According to Him
Muneesh Kapoor /
Being a 90s kid, sitcoms played a huge role during my formitive years. Whether it’s Kenan & Kel and Full House in English or Dekh Bhai Dekh and Zabaan Sambhalke in Hindi, they had the same formula. No matter how sticky the situation got, you knew your favourite characters would get out of it with a little help from their loved ones. To quote John Lennon, “Everything will be okay in the end. If it’s not okay, it’s not the end.” On the other hand, soap operas are diametrically opposite. Larger than life, melodramatic, going on and on for eon… and worst of all, ending each episode on a cliffhanger.

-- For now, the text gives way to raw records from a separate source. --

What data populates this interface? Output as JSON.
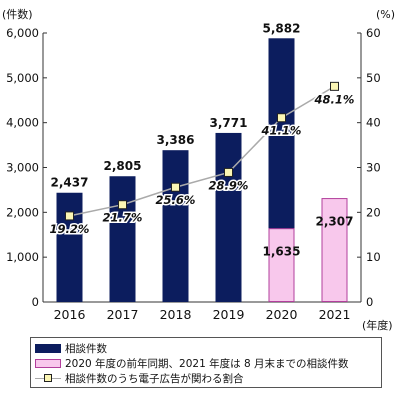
{
  "chart_data": {
    "type": "bar",
    "categories": [
      "2016",
      "2017",
      "2018",
      "2019",
      "2020",
      "2021"
    ],
    "left_axis": {
      "unit_label": "(件数)",
      "ticks": [
        "0",
        "1,000",
        "2,000",
        "3,000",
        "4,000",
        "5,000",
        "6,000"
      ],
      "ylim": [
        0,
        6000
      ]
    },
    "right_axis": {
      "unit_label": "(%)",
      "ticks": [
        "0",
        "10",
        "20",
        "30",
        "40",
        "50",
        "60"
      ],
      "ylim": [
        0,
        60
      ]
    },
    "x_unit_label": "(年度)",
    "series": [
      {
        "name": "相談件数",
        "kind": "bar",
        "color": "#0c1d5e",
        "values": [
          2437,
          2805,
          3386,
          3771,
          5882,
          null
        ],
        "labels": [
          "2,437",
          "2,805",
          "3,386",
          "3,771",
          "5,882",
          ""
        ]
      },
      {
        "name": "2020 年度の前年同期、2021 年度は 8 月末までの相談件数",
        "kind": "bar",
        "color": "#f8c8ec",
        "border": "#b23f9c",
        "values": [
          null,
          null,
          null,
          null,
          1635,
          2307
        ],
        "labels": [
          "",
          "",
          "",
          "",
          "1,635",
          "2,307"
        ]
      },
      {
        "name": "相談件数のうち電子広告が関わる割合",
        "kind": "line",
        "color": "#aaaaaa",
        "marker_fill": "#fbf6b4",
        "values": [
          19.2,
          21.7,
          25.6,
          28.9,
          41.1,
          48.1
        ],
        "labels": [
          "19.2%",
          "21.7%",
          "25.6%",
          "28.9%",
          "41.1%",
          "48.1%"
        ]
      }
    ],
    "grid": false,
    "legend_position": "bottom"
  }
}
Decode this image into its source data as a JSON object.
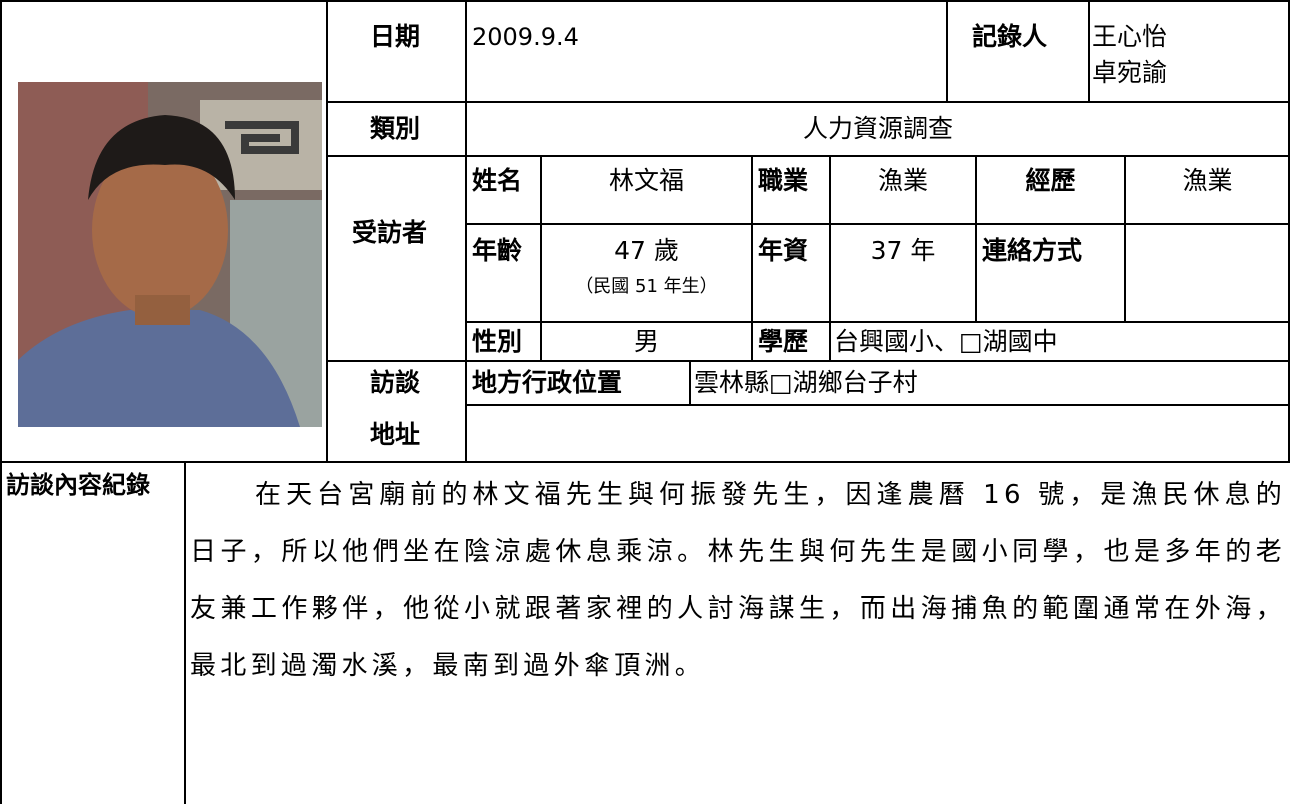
{
  "record": {
    "date_label": "日期",
    "date": "2009.9.4",
    "recorder_label": "記錄人",
    "recorders": [
      "王心怡",
      "卓宛諭"
    ],
    "category_label": "類別",
    "category": "人力資源調查",
    "interviewee_label": "受訪者",
    "interviewee": {
      "name_label": "姓名",
      "name": "林文福",
      "occupation_label": "職業",
      "occupation": "漁業",
      "experience_label": "經歷",
      "experience": "漁業",
      "age_label": "年齡",
      "age": "47 歲",
      "birth": "（民國 51 年生）",
      "seniority_label": "年資",
      "seniority": "37 年",
      "contact_label": "連絡方式",
      "gender_label": "性別",
      "gender": "男",
      "education_label": "學歷",
      "education": "台興國小、□湖國中"
    },
    "address_label": [
      "訪談",
      "地址"
    ],
    "district_label": "地方行政位置",
    "district": "雲林縣□湖鄉台子村",
    "content_label": "訪談內容紀錄",
    "content": "在天台宮廟前的林文福先生與何振發先生，因逢農曆 16 號，是漁民休息的日子，所以他們坐在陰涼處休息乘涼。林先生與何先生是國小同學，也是多年的老友兼工作夥伴，他從小就跟著家裡的人討海謀生，而出海捕魚的範圍通常在外海，最北到過濁水溪，最南到過外傘頂洲。"
  }
}
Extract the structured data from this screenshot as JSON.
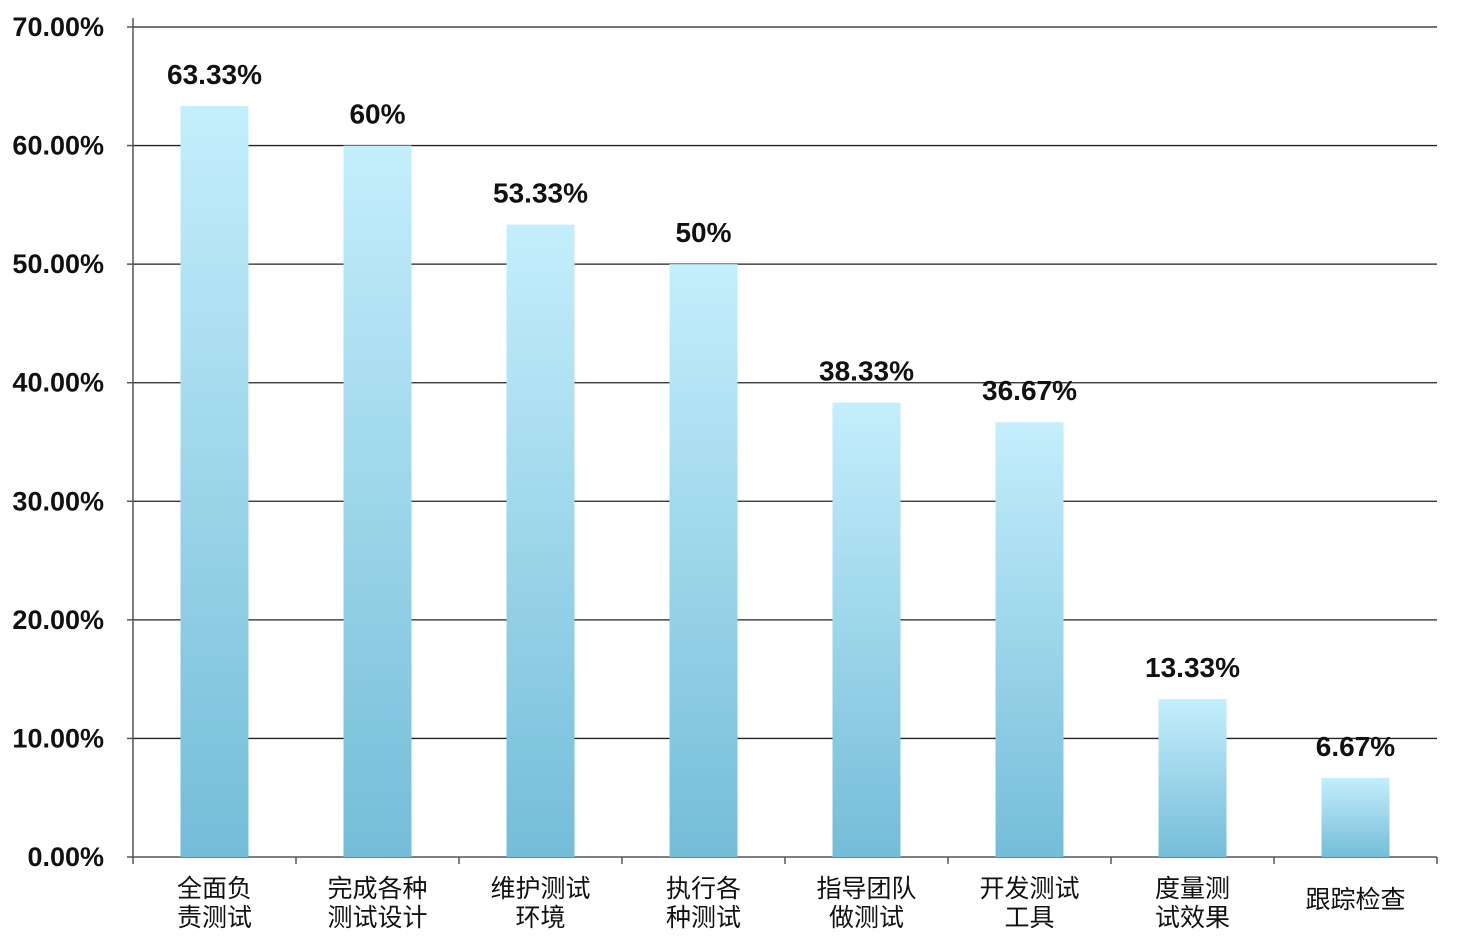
{
  "chart_data": {
    "type": "bar",
    "categories": [
      [
        "全面负",
        "责测试"
      ],
      [
        "完成各种",
        "测试设计"
      ],
      [
        "维护测试",
        "环境"
      ],
      [
        "执行各",
        "种测试"
      ],
      [
        "指导团队",
        "做测试"
      ],
      [
        "开发测试",
        "工具"
      ],
      [
        "度量测",
        "试效果"
      ],
      [
        "跟踪检查"
      ]
    ],
    "values": [
      63.33,
      60,
      53.33,
      50,
      38.33,
      36.67,
      13.33,
      6.67
    ],
    "data_labels": [
      "63.33%",
      "60%",
      "53.33%",
      "50%",
      "38.33%",
      "36.67%",
      "13.33%",
      "6.67%"
    ],
    "y_ticks": [
      0,
      10,
      20,
      30,
      40,
      50,
      60,
      70
    ],
    "y_tick_labels": [
      "0.00%",
      "10.00%",
      "20.00%",
      "30.00%",
      "40.00%",
      "50.00%",
      "60.00%",
      "70.00%"
    ],
    "ylim": [
      0,
      70
    ],
    "grid": true,
    "title": "",
    "xlabel": "",
    "ylabel": "",
    "colors": {
      "bar_top": "#c4eefc",
      "bar_bottom": "#74bdd8",
      "grid": "#222222",
      "axis": "#555555"
    }
  }
}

Being a UI developer at an experience design agency, I work in a room full of designers. My role on most projects is to act as a bridge (and sometimes translator) between my colleagues and the client’s tech team. This interaction between design and technology reminds me of a soap opera. Open narrative, multiple characters with huge ego, lot of crying and the project keeps going on and on. Depending on which side of the fence you are, it’s easy to make the other guy the villian. So, how do we turn this soap opera into a sitcom? A few good laughs, an emotion or two, but it ultimately concludes on a beautiful note in a timely manner. I guess you will have to read the complete series to find the answer to that question. 😜
When we talk about good design, we tend to focus on two aspects: user needs and business goals. Business goals are catered to by performing stakeholder interview with everyone who has a stake in the success of project. We then conduct user research to understand users’ characteristics, aims, and behaviours towards achieving these aims. Such designs look great on paper. The problem is that they look great only on paper. The final product looks somewhat like this!
The reason behind this is that designers tend to ignore the third and equally important aspect in any UX design project i.e. technology. Having a look at the designs through the lens of technology will show how feasible the solution really is. Sometimes, designers really need that dose of reality. At the end of the day, it’s technology that will convert these designs from a pipe dream to a piece of art. I can feel the design community collectively rolling their eyes at that last statement.
In today’s UX world, the word ‘technical constraints’ has a negative connotation to it. It is commonly used by business and development teams to shoot down ideas without giving it a second thought. Little do they realise that pushing the envelope of tech constraints will lead to innovation. So, it’s time to embrace this word to achieve the project’s full potential.